Question: Why did you not know what was being put into your body?
Answer:
Rodriguez said he was "not sure exactly what substance" he used. That's unusual for an elite athlete, most of whom are highly conscious about everything they put into their bodies.
Q: Would you be relieved if the other players who tested positive in 2003 were revealed?
A: Rodriguez was among 104 positive tests for steroids during survey testing of 2003. Others could be leaked or revealed in court documents.
Q: Who supplied the banned substance to you?
A: Rodriguez mentioned the health food chain GNC a handful of times during his interview last week. But the anabolic steroid Sports Illustrated reported that he tested positive for, Primobolan, is an expensive compound that's never been legal either as a supplement or even a prescription drug in the United States.
Q: How did the banned substance really affect you?
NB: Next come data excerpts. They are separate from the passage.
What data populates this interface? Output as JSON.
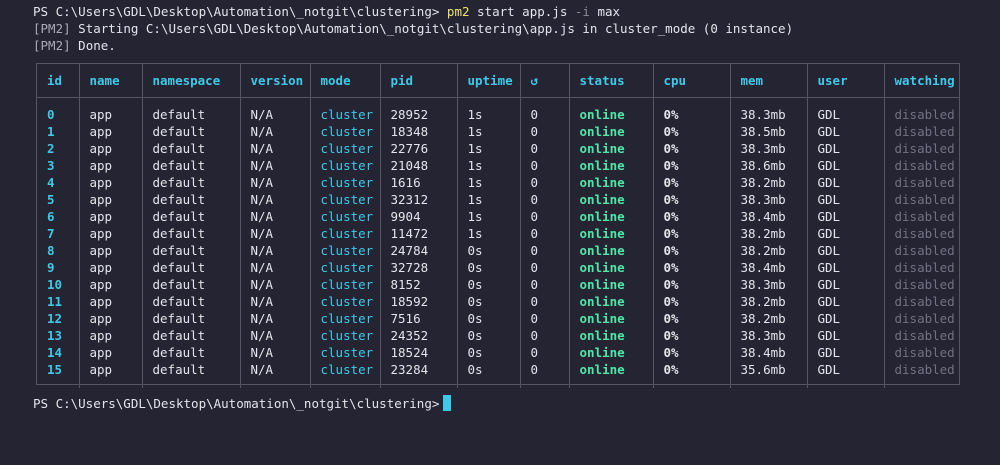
{
  "command": {
    "prompt": "PS C:\\Users\\GDL\\Desktop\\Automation\\_notgit\\clustering>",
    "program": "pm2",
    "args": "start app.js",
    "flag": "-i",
    "flag_value": "max"
  },
  "output": [
    {
      "tag": "[PM2]",
      "text": "Starting C:\\Users\\GDL\\Desktop\\Automation\\_notgit\\clustering\\app.js in cluster_mode (0 instance)"
    },
    {
      "tag": "[PM2]",
      "text": "Done."
    }
  ],
  "table": {
    "headers": [
      "id",
      "name",
      "namespace",
      "version",
      "mode",
      "pid",
      "uptime",
      "↺",
      "status",
      "cpu",
      "mem",
      "user",
      "watching"
    ],
    "rows": [
      [
        "0",
        "app",
        "default",
        "N/A",
        "cluster",
        "28952",
        "1s",
        "0",
        "online",
        "0%",
        "38.3mb",
        "GDL",
        "disabled"
      ],
      [
        "1",
        "app",
        "default",
        "N/A",
        "cluster",
        "18348",
        "1s",
        "0",
        "online",
        "0%",
        "38.5mb",
        "GDL",
        "disabled"
      ],
      [
        "2",
        "app",
        "default",
        "N/A",
        "cluster",
        "22776",
        "1s",
        "0",
        "online",
        "0%",
        "38.3mb",
        "GDL",
        "disabled"
      ],
      [
        "3",
        "app",
        "default",
        "N/A",
        "cluster",
        "21048",
        "1s",
        "0",
        "online",
        "0%",
        "38.6mb",
        "GDL",
        "disabled"
      ],
      [
        "4",
        "app",
        "default",
        "N/A",
        "cluster",
        "1616",
        "1s",
        "0",
        "online",
        "0%",
        "38.2mb",
        "GDL",
        "disabled"
      ],
      [
        "5",
        "app",
        "default",
        "N/A",
        "cluster",
        "32312",
        "1s",
        "0",
        "online",
        "0%",
        "38.3mb",
        "GDL",
        "disabled"
      ],
      [
        "6",
        "app",
        "default",
        "N/A",
        "cluster",
        "9904",
        "1s",
        "0",
        "online",
        "0%",
        "38.4mb",
        "GDL",
        "disabled"
      ],
      [
        "7",
        "app",
        "default",
        "N/A",
        "cluster",
        "11472",
        "1s",
        "0",
        "online",
        "0%",
        "38.2mb",
        "GDL",
        "disabled"
      ],
      [
        "8",
        "app",
        "default",
        "N/A",
        "cluster",
        "24784",
        "0s",
        "0",
        "online",
        "0%",
        "38.2mb",
        "GDL",
        "disabled"
      ],
      [
        "9",
        "app",
        "default",
        "N/A",
        "cluster",
        "32728",
        "0s",
        "0",
        "online",
        "0%",
        "38.4mb",
        "GDL",
        "disabled"
      ],
      [
        "10",
        "app",
        "default",
        "N/A",
        "cluster",
        "8152",
        "0s",
        "0",
        "online",
        "0%",
        "38.3mb",
        "GDL",
        "disabled"
      ],
      [
        "11",
        "app",
        "default",
        "N/A",
        "cluster",
        "18592",
        "0s",
        "0",
        "online",
        "0%",
        "38.2mb",
        "GDL",
        "disabled"
      ],
      [
        "12",
        "app",
        "default",
        "N/A",
        "cluster",
        "7516",
        "0s",
        "0",
        "online",
        "0%",
        "38.2mb",
        "GDL",
        "disabled"
      ],
      [
        "13",
        "app",
        "default",
        "N/A",
        "cluster",
        "24352",
        "0s",
        "0",
        "online",
        "0%",
        "38.3mb",
        "GDL",
        "disabled"
      ],
      [
        "14",
        "app",
        "default",
        "N/A",
        "cluster",
        "18524",
        "0s",
        "0",
        "online",
        "0%",
        "38.4mb",
        "GDL",
        "disabled"
      ],
      [
        "15",
        "app",
        "default",
        "N/A",
        "cluster",
        "23284",
        "0s",
        "0",
        "online",
        "0%",
        "35.6mb",
        "GDL",
        "disabled"
      ]
    ]
  },
  "final_prompt": "PS C:\\Users\\GDL\\Desktop\\Automation\\_notgit\\clustering>",
  "colors": {
    "background": "#242433",
    "accent_cyan": "#3fc9e8",
    "status_green": "#4fe6a6",
    "command_yellow": "#f0e26e"
  }
}
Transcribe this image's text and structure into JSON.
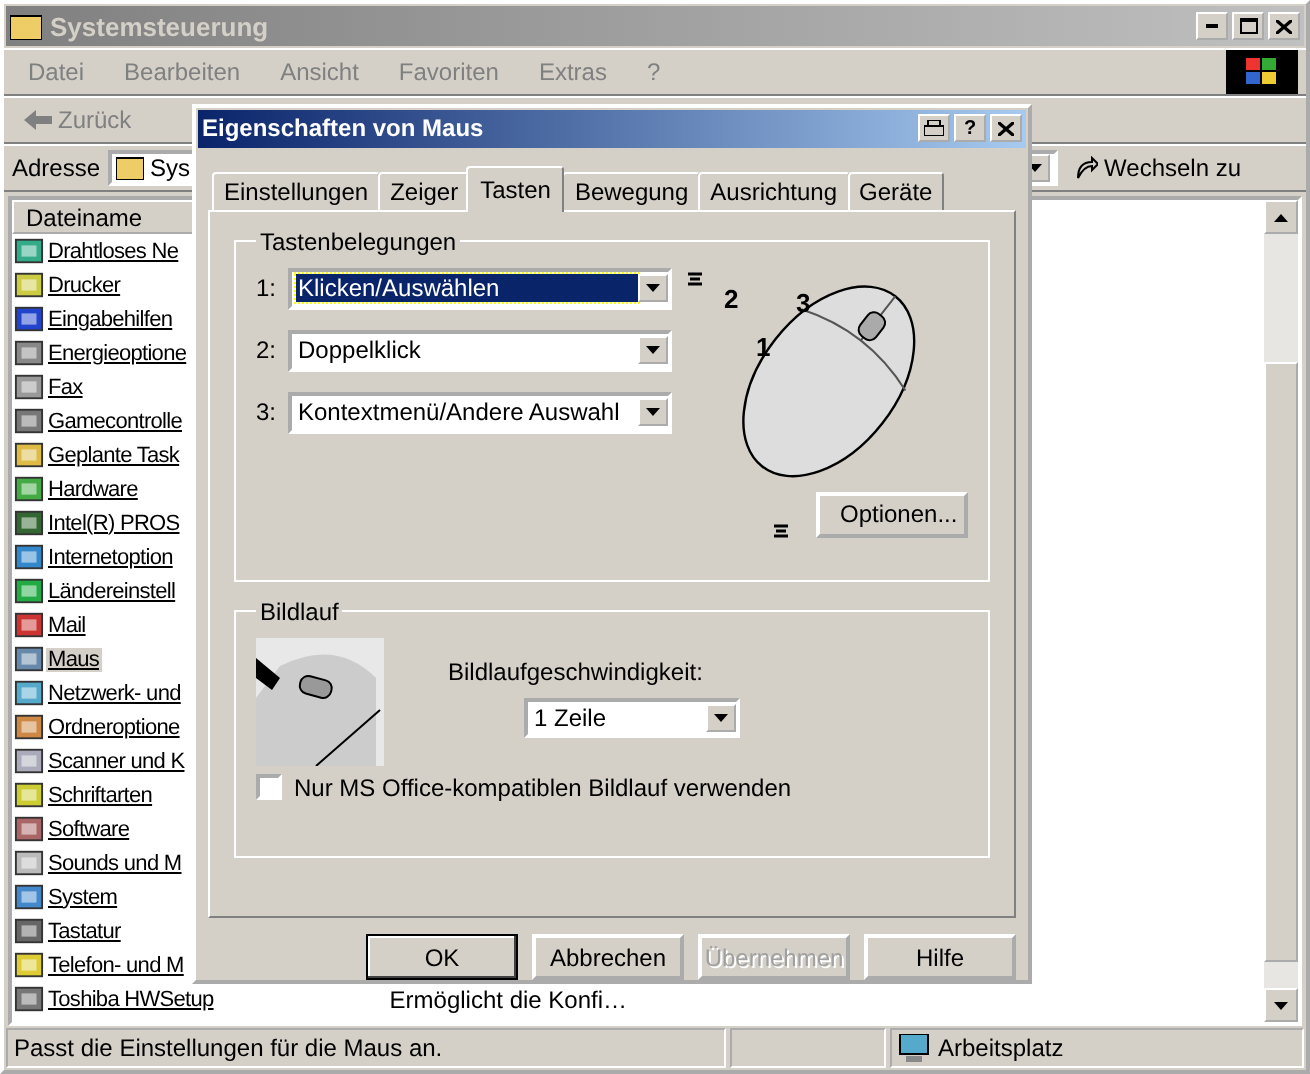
{
  "window": {
    "title": "Systemsteuerung"
  },
  "menu": [
    "Datei",
    "Bearbeiten",
    "Ansicht",
    "Favoriten",
    "Extras",
    "?"
  ],
  "toolbar": {
    "back": "Zurück"
  },
  "address": {
    "label": "Adresse",
    "value": "Sys",
    "go": "Wechseln zu"
  },
  "list": {
    "columns": [
      "Dateiname"
    ],
    "rows": [
      {
        "name": "Drahtloses Ne",
        "selected": false
      },
      {
        "name": "Drucker",
        "selected": false
      },
      {
        "name": "Eingabehilfen",
        "selected": false
      },
      {
        "name": "Energieoptione",
        "selected": false
      },
      {
        "name": "Fax",
        "selected": false
      },
      {
        "name": "Gamecontrolle",
        "selected": false
      },
      {
        "name": "Geplante Task",
        "selected": false
      },
      {
        "name": "Hardware",
        "selected": false
      },
      {
        "name": "Intel(R) PROS",
        "selected": false
      },
      {
        "name": "Internetoption",
        "selected": false
      },
      {
        "name": "Ländereinstell",
        "selected": false
      },
      {
        "name": "Mail",
        "selected": false
      },
      {
        "name": "Maus",
        "selected": true
      },
      {
        "name": "Netzwerk- und",
        "selected": false
      },
      {
        "name": "Ordneroptione",
        "selected": false
      },
      {
        "name": "Scanner und K",
        "selected": false
      },
      {
        "name": "Schriftarten",
        "selected": false
      },
      {
        "name": "Software",
        "selected": false
      },
      {
        "name": "Sounds und M",
        "selected": false
      },
      {
        "name": "System",
        "selected": false
      },
      {
        "name": "Tastatur",
        "selected": false
      },
      {
        "name": "Telefon- und M",
        "selected": false
      },
      {
        "name": "Toshiba HWSetup",
        "description": "Ermöglicht die Konfi…",
        "selected": false
      }
    ]
  },
  "status_bar": {
    "text": "Passt die Einstellungen für die Maus an.",
    "location": "Arbeitsplatz"
  },
  "dialog": {
    "title": "Eigenschaften von Maus",
    "help_glyph": "?",
    "tabs": [
      {
        "label": "Einstellungen",
        "selected": false
      },
      {
        "label": "Zeiger",
        "selected": false
      },
      {
        "label": "Tasten",
        "selected": true
      },
      {
        "label": "Bewegung",
        "selected": false
      },
      {
        "label": "Ausrichtung",
        "selected": false
      },
      {
        "label": "Geräte",
        "selected": false
      }
    ],
    "button_group": {
      "title": "Tastenbelegungen",
      "rows": [
        {
          "label": "1:",
          "value": "Klicken/Auswählen",
          "focused": true
        },
        {
          "label": "2:",
          "value": "Doppelklick",
          "focused": false
        },
        {
          "label": "3:",
          "value": "Kontextmenü/Andere Auswahl",
          "focused": false
        }
      ]
    },
    "mouse_labels": [
      "2",
      "3",
      "1"
    ],
    "options_button": "Optionen...",
    "scroll_group": {
      "title": "Bildlauf",
      "speed_label": "Bildlaufgeschwindigkeit:",
      "speed": "1 Zeile",
      "checkbox": {
        "label": "Nur MS Office-kompatiblen Bildlauf verwenden",
        "checked": false
      }
    },
    "buttons": [
      {
        "label": "OK",
        "default": true,
        "disabled": false
      },
      {
        "label": "Abbrechen",
        "default": false,
        "disabled": false
      },
      {
        "label": "Übernehmen",
        "default": false,
        "disabled": true
      },
      {
        "label": "Hilfe",
        "default": false,
        "disabled": false
      }
    ]
  }
}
A: Rodriguez previously said an "incident" in Surprise, Ariz., during spring training in 2003 made him realize he needed to stop using the substance. He didn't specifically say how it harmed or helped him.
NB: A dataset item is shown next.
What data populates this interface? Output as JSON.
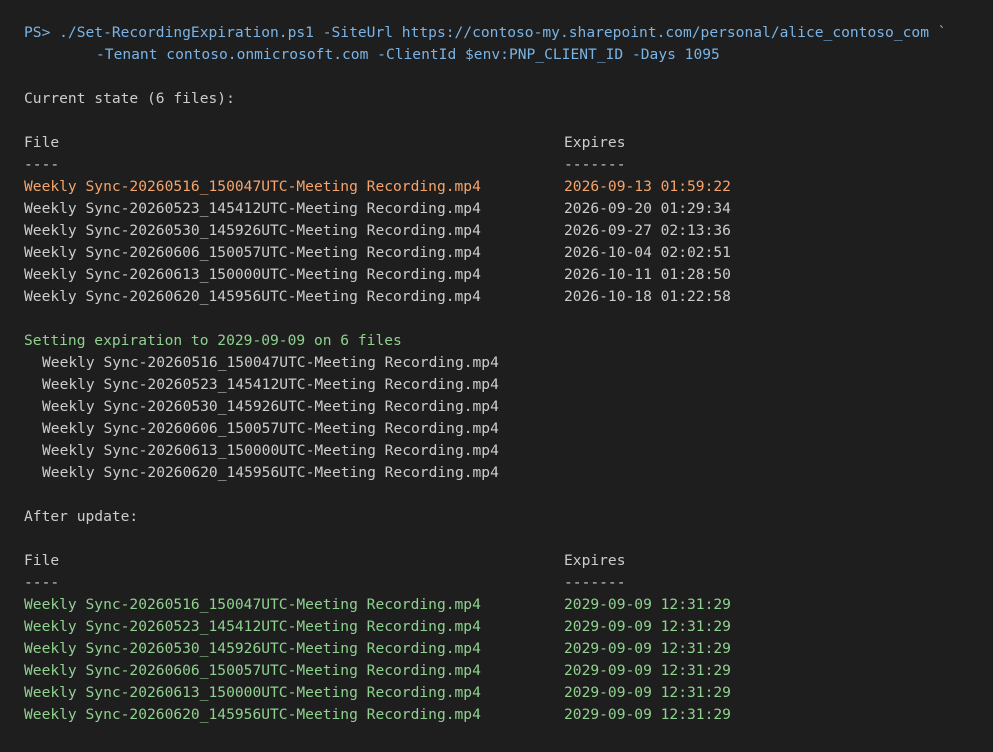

Q: What did you learn from the way Andy Pettitte handled steroids issues as opposed to Roger Clemens?
A: Pettitte came clean about his use of HGH the same time last year in a news conference, and the Yankees hurler has been texting A-Rod in recent days. Clemens still denies using performance-enhancing drugs, drawing the ire of much of the public and spawning a grand jury that's looking into whether he perjured himself in front of Congress.
Q: Would you have confessed had your positive test never became public?
A: Former major leaguers Jose Canseco and the late Ken Caminiti admitted to using steroids before any hard evidence linked them to it. They are the exception, not the rule. Others, like Pettitte, came forward only after news broke about their use of performance-enhancing drugs.
Q: Do you expect to get booed?
A: Barry Bonds, baseball's all-time home run champ, was always welcome in San Francisco even as steroid allegations swirled around him. That may not the case with Rodriguez. The New York tabloids have hammered A-Rod even before he was linked to steroids, and fans have grown impatient with his playoff failings. And that says nothing about how he may be received on the road.
Q: Had you not signed with the Rangers, do you think you would have turned to performance-enhancing drugs?
A: After Rodriguez arrived from Seattle, he joined a roster that included Rafael Palmeiro, Randy Velarde and Caminiti — players who appeared in the Mitchell Report. Rodriguez said, "It wasn't until then that I ever thought about a substance of any kind."
Q: Given your explanation that the pressure of producing in Texas led to using a banned substance, why would people believe you didn't use them when you joined the Yankees and entered perhaps the most pressure-packed environment in baseball?
A: Rodriguez said he felt "an enormous amount of pressure" and turned to the banned substance after he signed the richest contract in professional sports history. But he's still baseball's highest paid player — his current $275 million pact trumps the $252 million deal he signed with Texas — and has been playing in the fishbowl of New York since 2004.
Q: Do you feel you have become the face of steroid use in baseball the way Bonds was? If so, is it fair that you carry that burden?
A: Many of the big names that were linked to steroids use in the Mitchell Report or elsewhere — Mark McGwire, Palmeiro — have retired; Bonds is a free agent. There are only a handful still left in the game, but Rodriguez, a three-time MVP, now moves atop that list.